Generalized linear models, abridged

imurray · on July 26, 2016

If you mainly care about prediction, rather than inspecting the fitted parameters, a lot of this detail is usually overkill.

To generalize well, it's almost always a good idea to have some sort of regularization, such as penalizing the sum of the square of the parameters. The extra term in the cost function will usually make the naive "normal equations" approach work fine, and give much the same predictions as fancy pivoted QR approaches. On my machine it's also a lot faster (the ball-park is ~~10x faster for large systems).

I'm glad R has super-solid robust GLM implementations. And unless you're fitting many models, you should probably just use such a library routine. However, I wish more tutorials and textbooks would spend more time on the reasons for numerical stability, and when one should care, rather than pushing that detail off into a trail of citations.

rrmm · on July 25, 2016

Nice overview. I thought it was a bit odd that they pulled out a stieltjes integral so early on to define the mean and variance (I = Integral x dF(x)). I wouldn't expect most people reading this sort of introductory material to be familiar with it.

Did it trip anyone up?

rcthompson · on July 26, 2016

I suppose it's the only single definition that works for both continuous and discrete variables. Although I actually read it as the more common Riemann integral definition (i.e. mean = integral of x*f(x)dx) until you pointed it out.

AtheMathmo · on July 25, 2016

This is a great post!
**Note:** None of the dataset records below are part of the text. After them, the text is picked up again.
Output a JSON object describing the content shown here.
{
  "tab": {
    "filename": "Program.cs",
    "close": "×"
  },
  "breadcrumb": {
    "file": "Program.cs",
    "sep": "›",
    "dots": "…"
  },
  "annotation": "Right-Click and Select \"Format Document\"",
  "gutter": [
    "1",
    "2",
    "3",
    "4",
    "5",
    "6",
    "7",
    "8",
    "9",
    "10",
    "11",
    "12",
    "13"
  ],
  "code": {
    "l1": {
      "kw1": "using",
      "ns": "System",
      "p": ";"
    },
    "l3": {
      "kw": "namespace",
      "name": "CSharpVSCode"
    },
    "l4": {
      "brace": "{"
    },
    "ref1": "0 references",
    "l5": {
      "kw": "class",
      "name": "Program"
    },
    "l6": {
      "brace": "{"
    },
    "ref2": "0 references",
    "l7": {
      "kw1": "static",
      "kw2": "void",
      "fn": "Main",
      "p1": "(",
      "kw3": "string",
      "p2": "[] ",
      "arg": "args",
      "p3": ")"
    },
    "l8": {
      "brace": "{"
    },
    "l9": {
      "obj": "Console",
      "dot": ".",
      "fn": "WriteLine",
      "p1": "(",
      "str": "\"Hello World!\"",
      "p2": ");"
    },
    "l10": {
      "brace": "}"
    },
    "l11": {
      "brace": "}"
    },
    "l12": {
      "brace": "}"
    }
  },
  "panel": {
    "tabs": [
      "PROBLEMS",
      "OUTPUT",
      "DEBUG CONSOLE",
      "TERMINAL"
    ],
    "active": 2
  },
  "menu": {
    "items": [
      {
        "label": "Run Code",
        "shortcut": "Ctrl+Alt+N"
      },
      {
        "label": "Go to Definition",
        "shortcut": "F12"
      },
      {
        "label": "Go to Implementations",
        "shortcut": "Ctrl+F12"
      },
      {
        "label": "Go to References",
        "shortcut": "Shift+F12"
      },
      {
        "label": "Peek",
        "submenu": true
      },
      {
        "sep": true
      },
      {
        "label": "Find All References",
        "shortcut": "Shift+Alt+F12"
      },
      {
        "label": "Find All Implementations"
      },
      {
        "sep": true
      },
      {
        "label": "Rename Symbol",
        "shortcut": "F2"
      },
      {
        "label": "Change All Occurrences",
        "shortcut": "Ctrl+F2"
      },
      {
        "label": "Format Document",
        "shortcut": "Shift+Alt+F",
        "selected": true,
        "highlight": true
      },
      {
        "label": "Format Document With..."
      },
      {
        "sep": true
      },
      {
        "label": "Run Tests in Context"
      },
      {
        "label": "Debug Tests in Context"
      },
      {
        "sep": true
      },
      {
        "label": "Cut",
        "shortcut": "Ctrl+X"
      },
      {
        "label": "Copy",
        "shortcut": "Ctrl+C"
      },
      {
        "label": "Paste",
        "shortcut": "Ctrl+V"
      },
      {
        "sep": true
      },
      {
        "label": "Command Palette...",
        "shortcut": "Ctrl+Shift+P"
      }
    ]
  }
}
I tried implementing my own GLMs [1] a short while ago. But I ran into a lot of trouble with numerical instability and had a hard time tracking down ways to solve these edge cases.
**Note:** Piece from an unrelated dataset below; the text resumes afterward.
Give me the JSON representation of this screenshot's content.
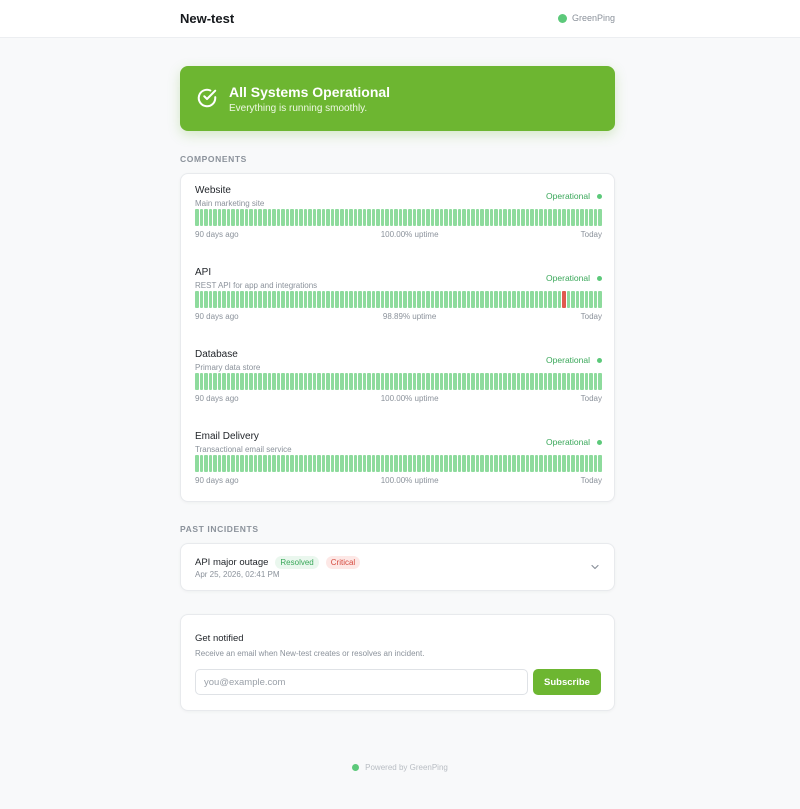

Hopefully with this as a resource I'll be able to make some more progress on it!

[1]: https://github.com/AtheMathmo/rusty-machine/blob/master/src/...

Rexxar · on July 26, 2016

If the author read comments, this hard coded "http" seems to broke mathJax rendering in Firefox/Chrome with "HTTPS Everywhere".
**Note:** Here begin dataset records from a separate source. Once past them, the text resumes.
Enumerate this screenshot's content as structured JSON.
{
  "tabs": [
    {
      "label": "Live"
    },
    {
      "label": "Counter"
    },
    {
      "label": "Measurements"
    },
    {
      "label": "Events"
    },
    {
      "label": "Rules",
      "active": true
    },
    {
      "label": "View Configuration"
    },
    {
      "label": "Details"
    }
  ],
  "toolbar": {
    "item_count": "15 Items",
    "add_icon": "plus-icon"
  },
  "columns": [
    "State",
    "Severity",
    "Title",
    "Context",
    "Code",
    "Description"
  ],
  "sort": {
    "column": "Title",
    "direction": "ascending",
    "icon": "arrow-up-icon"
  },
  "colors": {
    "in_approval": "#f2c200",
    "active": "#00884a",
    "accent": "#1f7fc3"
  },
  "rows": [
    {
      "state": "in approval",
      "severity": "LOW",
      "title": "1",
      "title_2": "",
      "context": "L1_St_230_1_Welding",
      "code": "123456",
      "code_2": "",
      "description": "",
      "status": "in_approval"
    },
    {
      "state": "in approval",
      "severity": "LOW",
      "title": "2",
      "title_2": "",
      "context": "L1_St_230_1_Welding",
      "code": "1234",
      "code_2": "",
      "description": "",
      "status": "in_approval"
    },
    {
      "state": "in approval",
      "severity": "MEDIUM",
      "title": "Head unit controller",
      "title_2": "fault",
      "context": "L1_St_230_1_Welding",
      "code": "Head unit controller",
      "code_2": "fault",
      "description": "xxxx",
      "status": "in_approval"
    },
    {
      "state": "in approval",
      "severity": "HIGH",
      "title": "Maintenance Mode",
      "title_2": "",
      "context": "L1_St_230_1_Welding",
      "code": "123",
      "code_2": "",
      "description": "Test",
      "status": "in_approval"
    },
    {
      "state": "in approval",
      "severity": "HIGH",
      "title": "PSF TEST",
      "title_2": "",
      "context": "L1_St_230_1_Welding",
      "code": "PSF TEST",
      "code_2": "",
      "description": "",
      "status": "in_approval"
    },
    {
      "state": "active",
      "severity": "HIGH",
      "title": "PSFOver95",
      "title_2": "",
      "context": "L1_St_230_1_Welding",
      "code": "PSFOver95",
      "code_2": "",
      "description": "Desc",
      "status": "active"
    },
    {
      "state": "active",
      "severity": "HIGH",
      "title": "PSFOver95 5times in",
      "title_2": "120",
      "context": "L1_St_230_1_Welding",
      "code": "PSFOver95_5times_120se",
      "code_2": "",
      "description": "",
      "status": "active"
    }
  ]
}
  <script type="text/javascript"
    src="http://cdn.mathjax.org/mathjax/latest/MathJax.js?config=TeX-AMS-MML_HTMLorMML">
  </script>

Everything is converted to https except this link and Firefox/Chrome then refuse to load the javascript on http from an https page.

mrdmnd · on July 26, 2016

A good resource here is Trefethen and Bau's Numerical Linear Algebra.

blahi · on July 25, 2016

That... exceeded expectations actually.